Anyone in the company who has questions has been invited to take part in a Q&A with Nadella about the changes that are to come. It is going to be held tomorrow, and it should be interesting to see what is said and addressed. Plenty of people are sure to be angry; they are losing jobs that they were told would be secure following the merger. A lot of betrayed people from Nokia should definitely attend.

But now comes one of the other not-so-shocking revelations: Xbox Entertainment Studios is being axed. I don’t know if anyone really expects Microsoft to stick with anything but gaming as a focus for the console. Every email from the time Nadella was announced as CEO has been talking about a “return to core” for the company. Focusing on original digital content that isn’t a game is counter-intuitive to that process.

So, what happens now? Real details are supposed to be coming after the figures are released on Tuesday. But we can figure a few things from these revealed plans:

1) The Android device was nothing but a novelty while they made their plans for the Windows Phone, and decided what to do with popular lines like the Lumia.

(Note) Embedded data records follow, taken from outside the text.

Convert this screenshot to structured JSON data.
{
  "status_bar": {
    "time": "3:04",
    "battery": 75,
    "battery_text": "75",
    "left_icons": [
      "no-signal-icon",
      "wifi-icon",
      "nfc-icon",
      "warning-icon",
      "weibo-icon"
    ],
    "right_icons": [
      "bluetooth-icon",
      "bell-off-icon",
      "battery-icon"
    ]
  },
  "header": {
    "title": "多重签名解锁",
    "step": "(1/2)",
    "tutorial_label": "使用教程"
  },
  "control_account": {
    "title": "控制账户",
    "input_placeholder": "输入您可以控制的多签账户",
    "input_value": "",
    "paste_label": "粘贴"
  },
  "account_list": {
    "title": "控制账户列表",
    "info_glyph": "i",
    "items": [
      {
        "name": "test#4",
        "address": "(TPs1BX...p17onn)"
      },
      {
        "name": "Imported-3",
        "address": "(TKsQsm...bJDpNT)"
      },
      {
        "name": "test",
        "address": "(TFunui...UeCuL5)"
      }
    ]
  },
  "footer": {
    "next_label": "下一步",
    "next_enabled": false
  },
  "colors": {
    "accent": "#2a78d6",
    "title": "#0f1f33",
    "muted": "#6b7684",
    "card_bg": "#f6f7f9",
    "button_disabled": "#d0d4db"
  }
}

2) Their dishonesty in the job cuts is going to be a slap in the face to those who might have just been starting to feel like they had a chance of sticking around.

3) They weren’t kidding when they said that mobile and cloud were now the primary focus of the company, meaning the era has completely shifted with Microsoft, and the company has become something very different.

4) Nancy Tellem, the former exec at CBS who was hired for Xbox Entertainment Studios, is going to be pissed.

In spite of my cynical tone, and the shame about the job cuts, it is understandable why all of this is happening. Microsoft is in a rather chaotic state, courtesy of Ballmer who appeared to lose his mind in his final year as CEO. The restructuring, lack of concentration on specific products, and overall ineptitude that had been going on behind the scenes gives Nadella a lot to fix.